HOW TO... ... make a clay pot
Clay is not a particularly fun-looking raw ingredient, but it has been an essential part of man’s evolution. Jonny Crockett looks at how to create a cooking pot from scratch
In the UK, you are never more than three miles from clay, or so they say. They’re probably right, but have you ever thought why that should be so important? When you’re in the middle of nowhere in a camp you return to time and time again you’ll probably have the means to light a fire, shelter, access to some edible morsels, but have you anything to cook in? You need a pot!
It’s easier than you think. Firstly, you need to find a damp patch in the woods or fields. Dig down with your hand into the soil and examine it. Does it look like clay? If it’s sticky, holding water and feels like toothpaste, then it probably is. Remove a sizeable chunk of clay (pic 1) and break it up.
The next step will take a little time, but persevere. You need to remove all the ‘organics’ from the clay (pic 2). Really get stuck in here. Every bit of leaf, grass, stalk, root or other plant life needs to be separated so that when you come to fire the pot, it doesn’t burn through and leave a hole or crack the pot.
Now for the fun part. With the clay free of organic matter, you need to grab a handful, mix it with a little water and knead it and knead it and knead it. When you think you’ve kneaded it enough, then knead it again. You should then add a little grog. This is a finely ground sand or pottery sherd. You need this so that if you get a microscopic crack it’ll end at the grog particle.
Then mould it into a pot shape (pic 3). Keep it simple! The simpler it is the better it’ll be if you’re a beginner. If you have experience of pot making,
knock yourself out and go bold. Put handles on it and make an elaborate prize winner. If you are going to cook with it, it is worth making a lid too (pic 4). I’ve decorated mine with a snake motif from the Chincha Province in Peru.

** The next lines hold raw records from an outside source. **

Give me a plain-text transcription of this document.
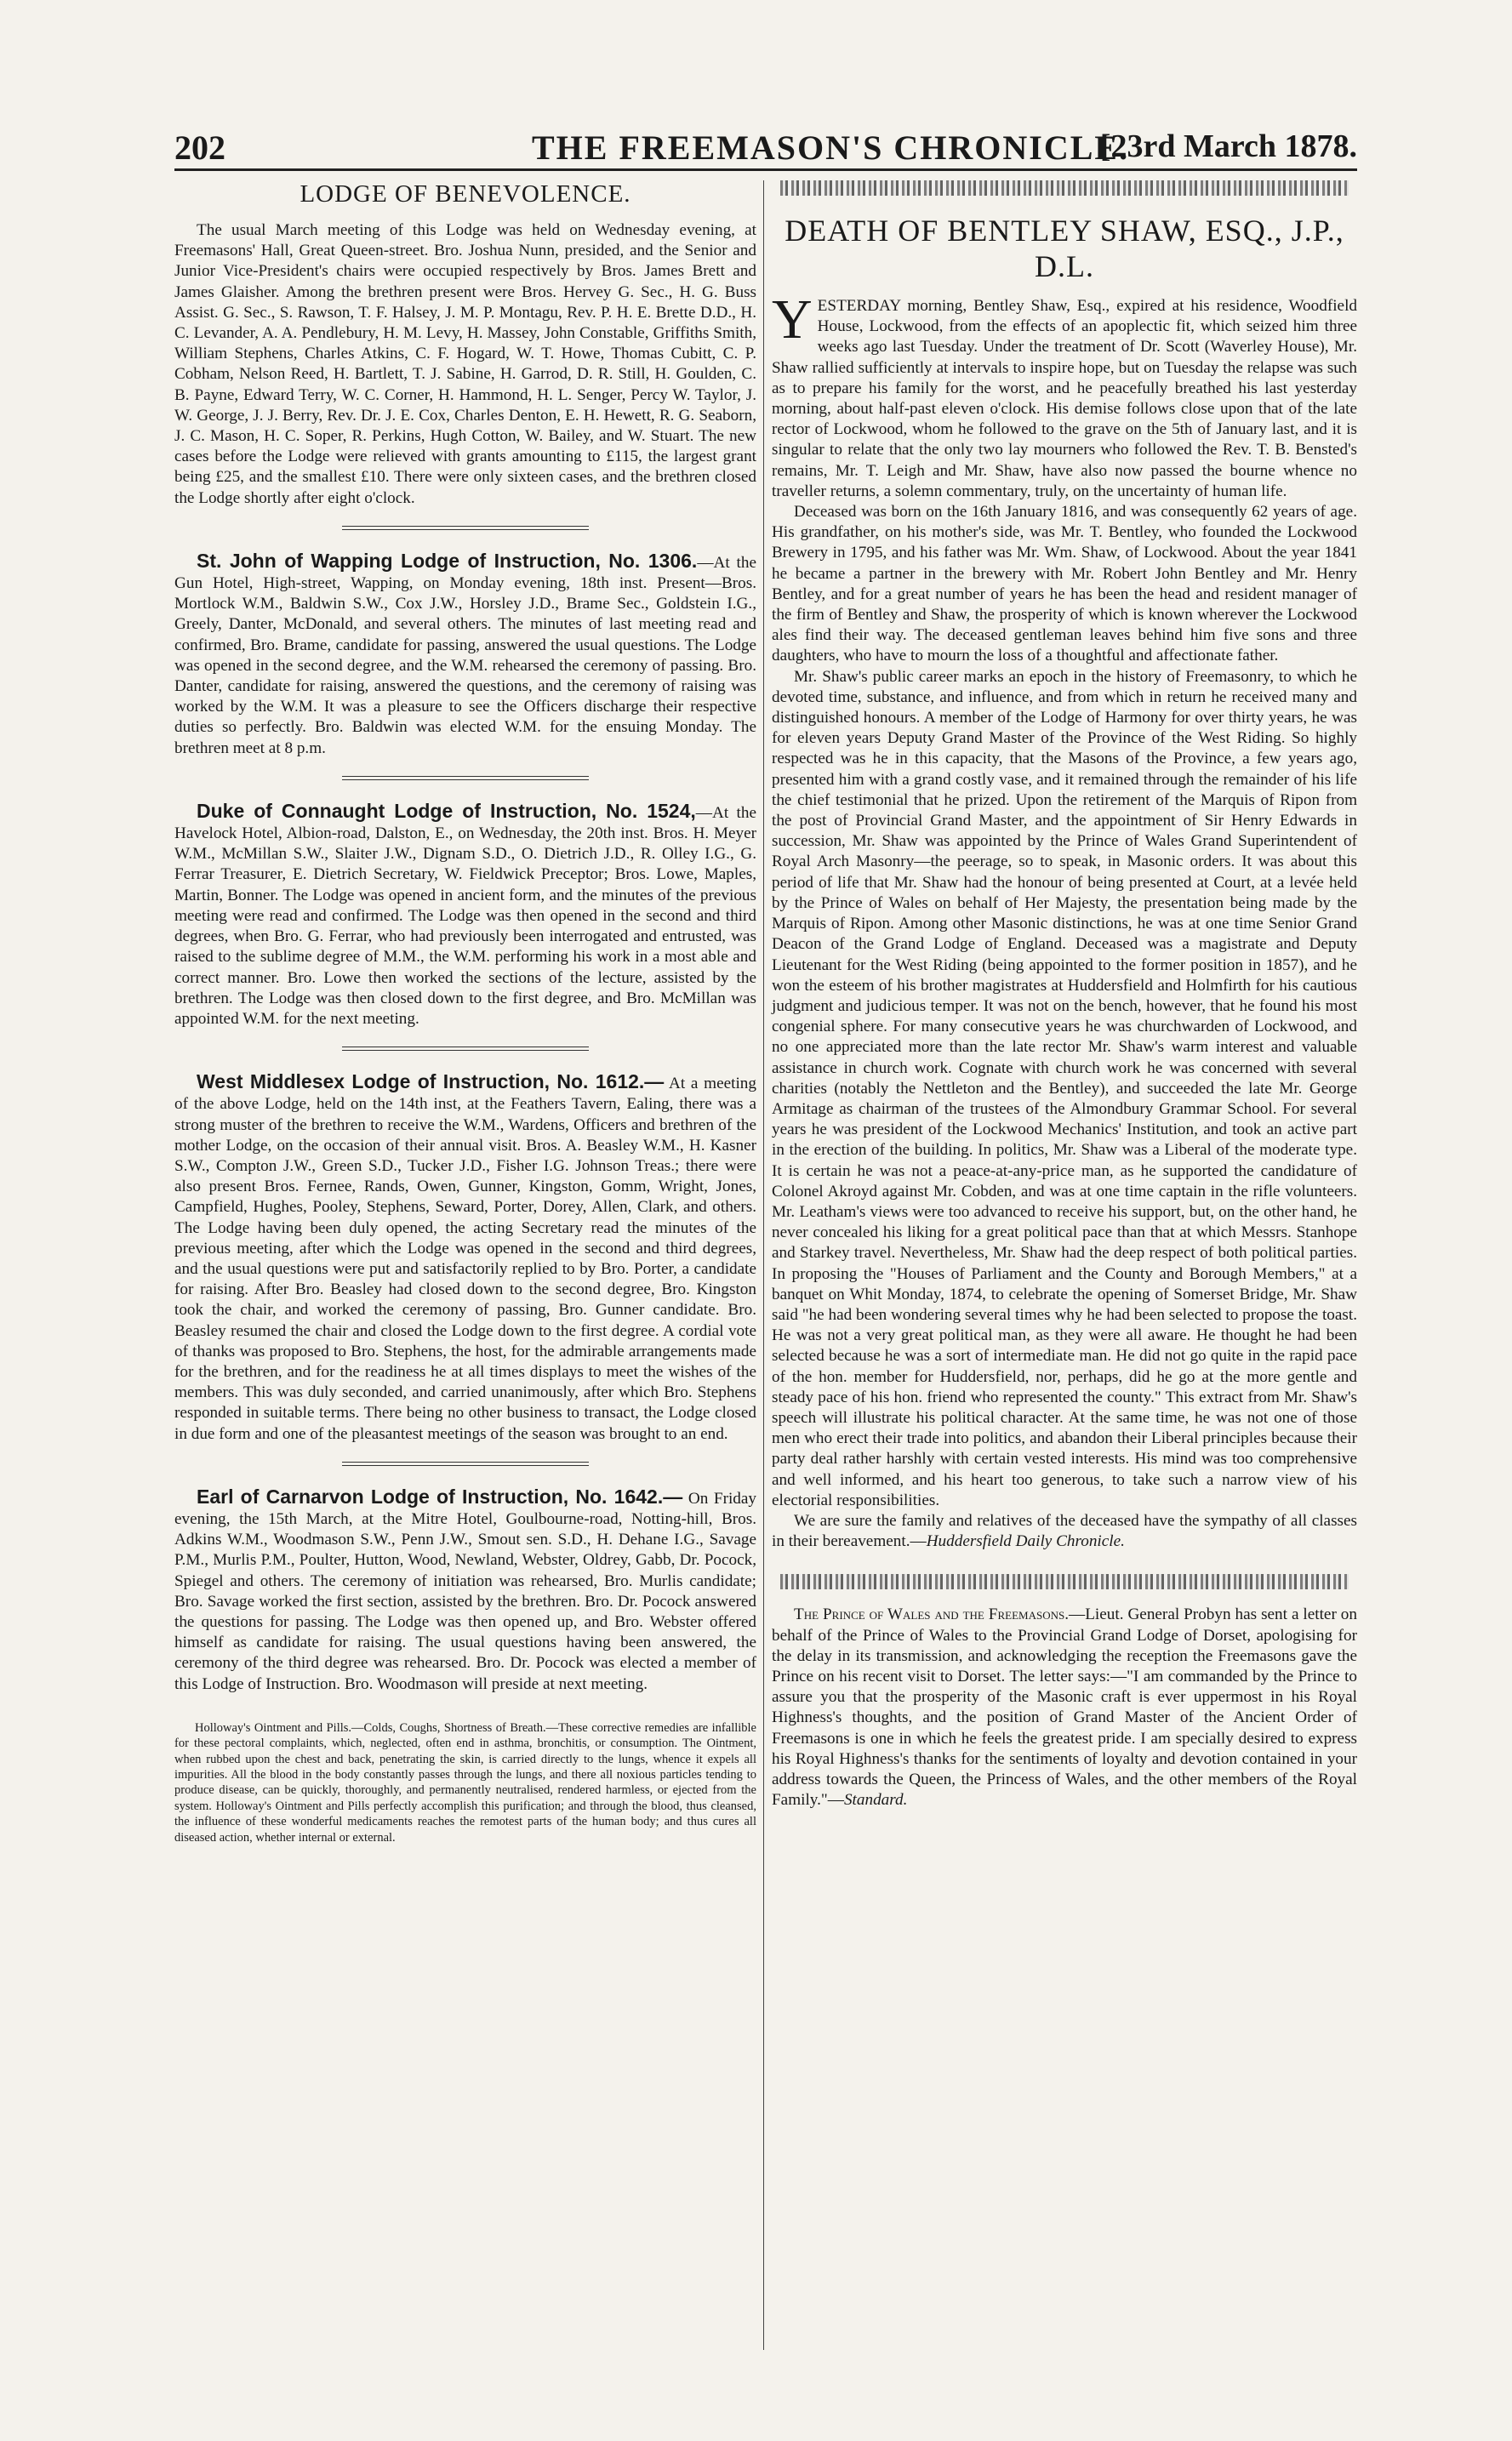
202	THE FREEMASON'S CHRONICLE.
[23rd March 1878.
LODGE OF BENEVOLENCE.

The usual March meeting of this Lodge was held on Wednesday evening, at Freemasons' Hall, Great Queen-street. Bro. Joshua Nunn, presided, and the Senior and Junior Vice-President's chairs were occupied respectively by Bros. James Brett and James Glaisher. Among the brethren present were Bros. Hervey G. Sec., H. G. Buss Assist. G. Sec., S. Rawson, T. F. Halsey, J. M. P. Montagu, Rev. P. H. E. Brette D.D., H. C. Levander, A. A. Pendlebury, H. M. Levy, H. Massey, John Constable, Griffiths Smith, William Stephens, Charles Atkins, C. F. Hogard, W. T. Howe, Thomas Cubitt, C. P. Cobham, Nelson Reed, H. Bartlett, T. J. Sabine, H. Garrod, D. R. Still, H. Goulden, C. B. Payne, Edward Terry, W. C. Corner, H. Hammond, H. L. Senger, Percy W. Taylor, J. W. George, J. J. Berry, Rev. Dr. J. E. Cox, Charles Denton, E. H. Hewett, R. G. Seaborn, J. C. Mason, H. C. Soper, R. Perkins, Hugh Cotton, W. Bailey, and W. Stuart. The new cases before the Lodge were relieved with grants amounting to £115, the largest grant being £25, and the smallest £10. There were only sixteen cases, and the brethren closed the Lodge shortly after eight o'clock.

St. John of Wapping Lodge of Instruction, No. 1306.—At the Gun Hotel, High-street, Wapping, on Monday evening, 18th inst. Present—Bros. Mortlock W.M., Baldwin S.W., Cox J.W., Horsley J.D., Brame Sec., Goldstein I.G., Greely, Danter, McDonald, and several others. The minutes of last meeting read and confirmed, Bro. Brame, candidate for passing, answered the usual questions. The Lodge was opened in the second degree, and the W.M. rehearsed the ceremony of passing. Bro. Danter, candidate for raising, answered the questions, and the ceremony of raising was worked by the W.M. It was a pleasure to see the Officers discharge their respective duties so perfectly. Bro. Baldwin was elected W.M. for the ensuing Monday. The brethren meet at 8 p.m.

Duke of Connaught Lodge of Instruction, No. 1524,—At the Havelock Hotel, Albion-road, Dalston, E., on Wednesday, the 20th inst. Bros. H. Meyer W.M., McMillan S.W., Slaiter J.W., Dignam S.D., O. Dietrich J.D., R. Olley I.G., G. Ferrar Treasurer, E. Dietrich Secretary, W. Fieldwick Preceptor; Bros. Lowe, Maples, Martin, Bonner. The Lodge was opened in ancient form, and the minutes of the previous meeting were read and confirmed. The Lodge was then opened in the second and third degrees, when Bro. G. Ferrar, who had previously been interrogated and entrusted, was raised to the sublime degree of M.M., the W.M. performing his work in a most able and correct manner. Bro. Lowe then worked the sections of the lecture, assisted by the brethren. The Lodge was then closed down to the first degree, and Bro. McMillan was appointed W.M. for the next meeting.

West Middlesex Lodge of Instruction, No. 1612.— At a meeting of the above Lodge, held on the 14th inst, at the Feathers Tavern, Ealing, there was a strong muster of the brethren to receive the W.M., Wardens, Officers and brethren of the mother Lodge, on the occasion of their annual visit. Bros. A. Beasley W.M., H. Kasner S.W., Compton J.W., Green S.D., Tucker J.D., Fisher I.G. Johnson Treas.; there were also present Bros. Fernee, Rands, Owen, Gunner, Kingston, Gomm, Wright, Jones, Campfield, Hughes, Pooley, Stephens, Seward, Porter, Dorey, Allen, Clark, and others. The Lodge having been duly opened, the acting Secretary read the minutes of the previous meeting, after which the Lodge was opened in the second and third degrees, and the usual questions were put and satisfactorily replied to by Bro. Porter, a candidate for raising. After Bro. Beasley had closed down to the second degree, Bro. Kingston took the chair, and worked the ceremony of passing, Bro. Gunner candidate. Bro. Beasley resumed the chair and closed the Lodge down to the first degree. A cordial vote of thanks was proposed to Bro. Stephens, the host, for the admirable arrangements made for the brethren, and for the readiness he at all times displays to meet the wishes of the members. This was duly seconded, and carried unanimously, after which Bro. Stephens responded in suitable terms. There being no other business to transact, the Lodge closed in due form and one of the pleasantest meetings of the season was brought to an end.

Earl of Carnarvon Lodge of Instruction, No. 1642.— On Friday evening, the 15th March, at the Mitre Hotel, Goulbourne-road, Notting-hill, Bros. Adkins W.M., Woodmason S.W., Penn J.W., Smout sen. S.D., H. Dehane I.G., Savage P.M., Murlis P.M., Poulter, Hutton, Wood, Newland, Webster, Oldrey, Gabb, Dr. Pocock, Spiegel and others. The ceremony of initiation was rehearsed, Bro. Murlis candidate; Bro. Savage worked the first section, assisted by the brethren. Bro. Dr. Pocock answered the questions for passing. The Lodge was then opened up, and Bro. Webster offered himself as candidate for raising. The usual questions having been answered, the ceremony of the third degree was rehearsed. Bro. Dr. Pocock was elected a member of this Lodge of Instruction. Bro. Woodmason will preside at next meeting.

Holloway's Ointment and Pills.—Colds, Coughs, Shortness of Breath.—These corrective remedies are infallible for these pectoral complaints, which, neglected, often end in asthma, bronchitis, or consumption. The Ointment, when rubbed upon the chest and back, penetrating the skin, is carried directly to the lungs, whence it expels all impurities. All the blood in the body constantly passes through the lungs, and there all noxious particles tending to produce disease, can be quickly, thoroughly, and permanently neutralised, rendered harmless, or ejected from the system. Holloway's Ointment and Pills perfectly accomplish this purification; and through the blood, thus cleansed, the influence of these wonderful medicaments reaches the remotest parts of the human body; and thus cures all diseased action, whether internal or external.

DEATH OF BENTLEY SHAW, ESQ., J.P., D.L.

YESTERDAY morning, Bentley Shaw, Esq., expired at his residence, Woodfield House, Lockwood, from the effects of an apoplectic fit, which seized him three weeks ago last Tuesday. Under the treatment of Dr. Scott (Waverley House), Mr. Shaw rallied sufficiently at intervals to inspire hope, but on Tuesday the relapse was such as to prepare his family for the worst, and he peacefully breathed his last yesterday morning, about half-past eleven o'clock. His demise follows close upon that of the late rector of Lockwood, whom he followed to the grave on the 5th of January last, and it is singular to relate that the only two lay mourners who followed the Rev. T. B. Bensted's remains, Mr. T. Leigh and Mr. Shaw, have also now passed the bourne whence no traveller returns, a solemn commentary, truly, on the uncertainty of human life.

Deceased was born on the 16th January 1816, and was consequently 62 years of age. His grandfather, on his mother's side, was Mr. T. Bentley, who founded the Lockwood Brewery in 1795, and his father was Mr. Wm. Shaw, of Lockwood. About the year 1841 he became a partner in the brewery with Mr. Robert John Bentley and Mr. Henry Bentley, and for a great number of years he has been the head and resident manager of the firm of Bentley and Shaw, the prosperity of which is known wherever the Lockwood ales find their way. The deceased gentleman leaves behind him five sons and three daughters, who have to mourn the loss of a thoughtful and affectionate father.

Mr. Shaw's public career marks an epoch in the history of Freemasonry, to which he devoted time, substance, and influence, and from which in return he received many and distinguished honours. A member of the Lodge of Harmony for over thirty years, he was for eleven years Deputy Grand Master of the Province of the West Riding. So highly respected was he in this capacity, that the Masons of the Province, a few years ago, presented him with a grand costly vase, and it remained through the remainder of his life the chief testimonial that he prized. Upon the retirement of the Marquis of Ripon from the post of Provincial Grand Master, and the appointment of Sir Henry Edwards in succession, Mr. Shaw was appointed by the Prince of Wales Grand Superintendent of Royal Arch Masonry—the peerage, so to speak, in Masonic orders. It was about this period of life that Mr. Shaw had the honour of being presented at Court, at a levée held by the Prince of Wales on behalf of Her Majesty, the presentation being made by the Marquis of Ripon. Among other Masonic distinctions, he was at one time Senior Grand Deacon of the Grand Lodge of England. Deceased was a magistrate and Deputy Lieutenant for the West Riding (being appointed to the former position in 1857), and he won the esteem of his brother magistrates at Huddersfield and Holmfirth for his cautious judgment and judicious temper. It was not on the bench, however, that he found his most congenial sphere. For many consecutive years he was churchwarden of Lockwood, and no one appreciated more than the late rector Mr. Shaw's warm interest and valuable assistance in church work. Cognate with church work he was concerned with several charities (notably the Nettleton and the Bentley), and succeeded the late Mr. George Armitage as chairman of the trustees of the Almondbury Grammar School. For several years he was president of the Lockwood Mechanics' Institution, and took an active part in the erection of the building. In politics, Mr. Shaw was a Liberal of the moderate type. It is certain he was not a peace-at-any-price man, as he supported the candidature of Colonel Akroyd against Mr. Cobden, and was at one time captain in the rifle volunteers. Mr. Leatham's views were too advanced to receive his support, but, on the other hand, he never concealed his liking for a great political pace than that at which Messrs. Stanhope and Starkey travel. Nevertheless, Mr. Shaw had the deep respect of both political parties. In proposing the "Houses of Parliament and the County and Borough Members," at a banquet on Whit Monday, 1874, to celebrate the opening of Somerset Bridge, Mr. Shaw said "he had been wondering several times why he had been selected to propose the toast. He was not a very great political man, as they were all aware. He thought he had been selected because he was a sort of intermediate man. He did not go quite in the rapid pace of the hon. member for Huddersfield, nor, perhaps, did he go at the more gentle and steady pace of his hon. friend who represented the county." This extract from Mr. Shaw's speech will illustrate his political character. At the same time, he was not one of those men who erect their trade into politics, and abandon their Liberal principles because their party deal rather harshly with certain vested interests. His mind was too comprehensive and well informed, and his heart too generous, to take such a narrow view of his electorial responsibilities.

We are sure the family and relatives of the deceased have the sympathy of all classes in their bereavement.—Huddersfield Daily Chronicle.

The Prince of Wales and the Freemasons.—Lieut. General Probyn has sent a letter on behalf of the Prince of Wales to the Provincial Grand Lodge of Dorset, apologising for the delay in its transmission, and acknowledging the reception the Freemasons gave the Prince on his recent visit to Dorset. The letter says:—"I am commanded by the Prince to assure you that the prosperity of the Masonic craft is ever uppermost in his Royal Highness's thoughts, and the position of Grand Master of the Ancient Order of Freemasons is one in which he feels the greatest pride. I am specially desired to express his Royal Highness's thanks for the sentiments of loyalty and devotion contained in your address towards the Queen, the Princess of Wales, and the other members of the Royal Family."—Standard.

The downside to this process is that you now need to dry it out slowly. This can take a few weeks. I left mine for three months.
It is now time to light a fire (pic 5). The fire needs to be big enough to get seriously hot and should also have a wide base to it so that it can support the pot(s) that you are firing. Do not put the pots straight into the fire; they need to slowly warm up (as illustrated by this thermal image; pic 6). If you put the pots into the heat straight away, they will go into thermal shock and will explode as the inside expands more quickly than the outside. Fun, but ultimately a waste of your time. When they are hand hot or just a little bit warmer, place them at the very edge of the fire using a glove. You can now start to nudge them into the centre of the fire. The fire needs to exceed 890°C. Keep the fire going for a good couple of hours; after that, let the fire burn out but leave the pots in the embers (pic 7). If you remove the pots too soon they will go into thermal shock again as the outside cools quicker than the inside. This will make them crack.
When they’ve cooled naturally, they are good to use (pic 8). You might like to glaze them but it’s not necessary. There is something really satisfying about foraging for a meal and then cooking it in a pot you’ve made yourself. Bon appetit!